The CEO's email is john@company.com. [Source: employee-handbook.pdf](https://r2.cloudflarestorage.com/...)
  • Error Responses:
  • Code: 400 Bad Request
    {
      "code": 400,
      "message": "Messages content is required"
    }
    
  • Code: 401 Unauthorized
    {
      "code": 401,
      "message": "Please authenticate"
    }
    
  • Code: 500 Internal Server Error
    {
      "code": 500,
      "message": "AI service unavailable"
    }
    

How It Works

1. Query Rewriting

If the conversation has multiple messages, the system uses Gemini to rewrite the last query into a standalone search query:

User: "Who is Elon Musk?"
AI: "He is the CEO of Tesla and SpaceX."
User: "How old is he?"

→ System rewrites: "How old is Elon Musk?"
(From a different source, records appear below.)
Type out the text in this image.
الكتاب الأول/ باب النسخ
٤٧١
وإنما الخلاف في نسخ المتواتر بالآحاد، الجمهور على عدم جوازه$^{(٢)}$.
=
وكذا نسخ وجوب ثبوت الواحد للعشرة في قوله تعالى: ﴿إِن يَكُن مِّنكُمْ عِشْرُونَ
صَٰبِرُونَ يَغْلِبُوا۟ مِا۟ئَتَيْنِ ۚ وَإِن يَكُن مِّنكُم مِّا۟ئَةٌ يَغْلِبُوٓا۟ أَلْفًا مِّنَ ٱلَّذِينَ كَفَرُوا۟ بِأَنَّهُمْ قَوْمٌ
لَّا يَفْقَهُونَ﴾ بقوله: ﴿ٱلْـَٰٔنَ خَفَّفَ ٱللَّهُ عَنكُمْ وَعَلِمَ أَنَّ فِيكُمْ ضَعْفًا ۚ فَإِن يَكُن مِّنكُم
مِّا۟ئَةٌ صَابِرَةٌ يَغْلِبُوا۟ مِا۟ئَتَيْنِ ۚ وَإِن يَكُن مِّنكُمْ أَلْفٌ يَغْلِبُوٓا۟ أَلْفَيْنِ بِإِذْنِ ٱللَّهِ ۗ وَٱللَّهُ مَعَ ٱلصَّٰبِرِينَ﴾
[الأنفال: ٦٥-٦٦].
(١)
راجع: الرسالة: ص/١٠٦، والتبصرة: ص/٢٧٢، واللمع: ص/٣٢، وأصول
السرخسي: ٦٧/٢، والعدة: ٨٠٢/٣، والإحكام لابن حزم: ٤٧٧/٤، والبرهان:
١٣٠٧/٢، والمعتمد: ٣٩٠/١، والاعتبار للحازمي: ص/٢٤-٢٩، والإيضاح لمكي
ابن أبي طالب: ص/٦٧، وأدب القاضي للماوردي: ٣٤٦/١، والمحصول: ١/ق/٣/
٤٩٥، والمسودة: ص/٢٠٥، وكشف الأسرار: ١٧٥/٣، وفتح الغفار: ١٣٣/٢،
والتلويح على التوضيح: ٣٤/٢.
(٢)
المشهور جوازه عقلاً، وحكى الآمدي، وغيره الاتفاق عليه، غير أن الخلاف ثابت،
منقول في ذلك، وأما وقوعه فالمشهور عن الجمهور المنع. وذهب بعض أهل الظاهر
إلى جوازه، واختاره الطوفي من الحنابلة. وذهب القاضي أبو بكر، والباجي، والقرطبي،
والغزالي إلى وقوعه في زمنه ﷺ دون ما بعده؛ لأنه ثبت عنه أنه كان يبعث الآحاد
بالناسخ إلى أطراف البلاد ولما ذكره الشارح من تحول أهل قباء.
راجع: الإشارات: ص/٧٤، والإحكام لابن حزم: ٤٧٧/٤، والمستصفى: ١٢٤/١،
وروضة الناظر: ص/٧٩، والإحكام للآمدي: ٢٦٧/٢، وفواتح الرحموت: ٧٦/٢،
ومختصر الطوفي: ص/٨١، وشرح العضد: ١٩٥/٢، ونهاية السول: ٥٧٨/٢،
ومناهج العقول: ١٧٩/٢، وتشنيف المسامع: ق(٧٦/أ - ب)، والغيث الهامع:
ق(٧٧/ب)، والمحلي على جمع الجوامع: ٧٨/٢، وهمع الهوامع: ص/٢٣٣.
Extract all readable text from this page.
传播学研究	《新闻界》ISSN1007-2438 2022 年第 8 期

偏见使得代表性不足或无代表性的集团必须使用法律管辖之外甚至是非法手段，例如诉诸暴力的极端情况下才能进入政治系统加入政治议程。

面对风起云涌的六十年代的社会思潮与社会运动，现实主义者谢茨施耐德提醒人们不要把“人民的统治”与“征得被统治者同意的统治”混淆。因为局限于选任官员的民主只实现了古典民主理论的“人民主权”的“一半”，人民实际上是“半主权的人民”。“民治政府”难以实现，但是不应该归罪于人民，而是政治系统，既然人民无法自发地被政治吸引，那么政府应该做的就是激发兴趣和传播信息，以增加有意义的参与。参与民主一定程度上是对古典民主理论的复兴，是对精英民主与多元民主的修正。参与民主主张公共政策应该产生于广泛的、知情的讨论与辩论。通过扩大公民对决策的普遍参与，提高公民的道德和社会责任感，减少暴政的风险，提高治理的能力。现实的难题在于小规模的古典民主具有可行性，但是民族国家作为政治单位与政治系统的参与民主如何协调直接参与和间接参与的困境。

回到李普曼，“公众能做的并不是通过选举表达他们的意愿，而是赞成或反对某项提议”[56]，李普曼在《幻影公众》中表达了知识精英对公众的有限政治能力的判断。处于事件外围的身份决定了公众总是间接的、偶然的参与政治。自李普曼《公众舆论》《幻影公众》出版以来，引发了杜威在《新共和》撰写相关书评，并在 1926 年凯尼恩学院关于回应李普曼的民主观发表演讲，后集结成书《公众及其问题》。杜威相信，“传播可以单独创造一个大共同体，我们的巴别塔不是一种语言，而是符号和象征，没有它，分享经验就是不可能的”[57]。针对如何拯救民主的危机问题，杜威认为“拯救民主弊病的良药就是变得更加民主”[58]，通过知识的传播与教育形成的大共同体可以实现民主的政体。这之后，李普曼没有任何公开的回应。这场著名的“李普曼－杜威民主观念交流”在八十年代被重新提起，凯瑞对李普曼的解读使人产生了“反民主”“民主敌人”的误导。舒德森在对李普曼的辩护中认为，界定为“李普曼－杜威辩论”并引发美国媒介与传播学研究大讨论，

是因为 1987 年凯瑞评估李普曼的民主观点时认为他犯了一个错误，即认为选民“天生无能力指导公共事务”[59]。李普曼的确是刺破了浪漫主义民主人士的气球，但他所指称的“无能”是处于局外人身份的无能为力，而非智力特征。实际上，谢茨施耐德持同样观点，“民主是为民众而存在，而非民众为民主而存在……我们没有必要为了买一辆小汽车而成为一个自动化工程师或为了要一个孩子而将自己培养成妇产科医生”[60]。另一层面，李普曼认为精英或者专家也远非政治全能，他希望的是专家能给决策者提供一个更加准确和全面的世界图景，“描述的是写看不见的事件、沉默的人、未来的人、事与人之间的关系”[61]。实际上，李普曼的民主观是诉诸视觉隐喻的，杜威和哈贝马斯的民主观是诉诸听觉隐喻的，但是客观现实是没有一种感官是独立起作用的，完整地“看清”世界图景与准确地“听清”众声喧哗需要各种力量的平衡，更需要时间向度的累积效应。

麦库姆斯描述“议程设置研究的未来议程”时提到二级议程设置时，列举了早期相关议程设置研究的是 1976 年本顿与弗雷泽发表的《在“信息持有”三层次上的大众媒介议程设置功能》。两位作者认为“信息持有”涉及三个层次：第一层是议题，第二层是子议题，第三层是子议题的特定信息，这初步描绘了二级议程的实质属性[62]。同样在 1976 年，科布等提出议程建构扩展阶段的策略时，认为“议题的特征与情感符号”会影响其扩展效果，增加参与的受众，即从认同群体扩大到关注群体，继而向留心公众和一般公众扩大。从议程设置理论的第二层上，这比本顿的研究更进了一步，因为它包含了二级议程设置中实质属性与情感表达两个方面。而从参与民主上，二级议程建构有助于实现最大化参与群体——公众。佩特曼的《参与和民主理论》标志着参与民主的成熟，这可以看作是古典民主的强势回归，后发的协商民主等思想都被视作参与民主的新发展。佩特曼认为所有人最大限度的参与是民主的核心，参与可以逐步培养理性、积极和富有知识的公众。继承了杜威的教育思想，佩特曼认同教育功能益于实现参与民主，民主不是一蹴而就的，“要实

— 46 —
The system: 1. Converts the query to a 768-dimension vector embedding 2. Searches the pgvector database for similar content 3. Filters results to only show: - User's own private documents - Any public documents (uploaded by admins)

3. Smart Citations

For each retrieved document, the system generates a temporary presigned URL (valid 1 hour) so the AI can link to sources:

[Source: company-handbook.pdf](https://signed-url-expires-in-1h.com/...)

4. Streaming Response

The AI generates a response using Google Gemini's streaming API, sending chunks as they're generated for a better user experience.

Rate Limiting

No specific rate limit on this endpoint, but the underlying Google AI API has usage quotas. See Google AI pricing.

Client Example

JavaScript (Frontend):

const response = await fetch('/api/v1/agent/chat', {
  method: 'POST',
  headers: {
    'Content-Type': 'application/json',
    'Authorization': `Bearer ${token}`
  },
  body: JSON.stringify({ messages })
});

// Handle streaming response
const reader = response.body.getReader();
const decoder = new TextDecoder();

while (true) {
  const { done, value } = await reader.read();
  if (done) break;

  const chunk = decoder.decode(value);
  console.log(chunk); // Append to UI
}

Notes

  • The AI only answers based on uploaded documents. If no relevant documents are found, it will say "I don't know."
  • Presigned URLs in citations expire after 1 hour. Users should download files if needed for longer access.
  • The system uses hybrid search (vector similarity + metadata filtering) for optimal retrieval.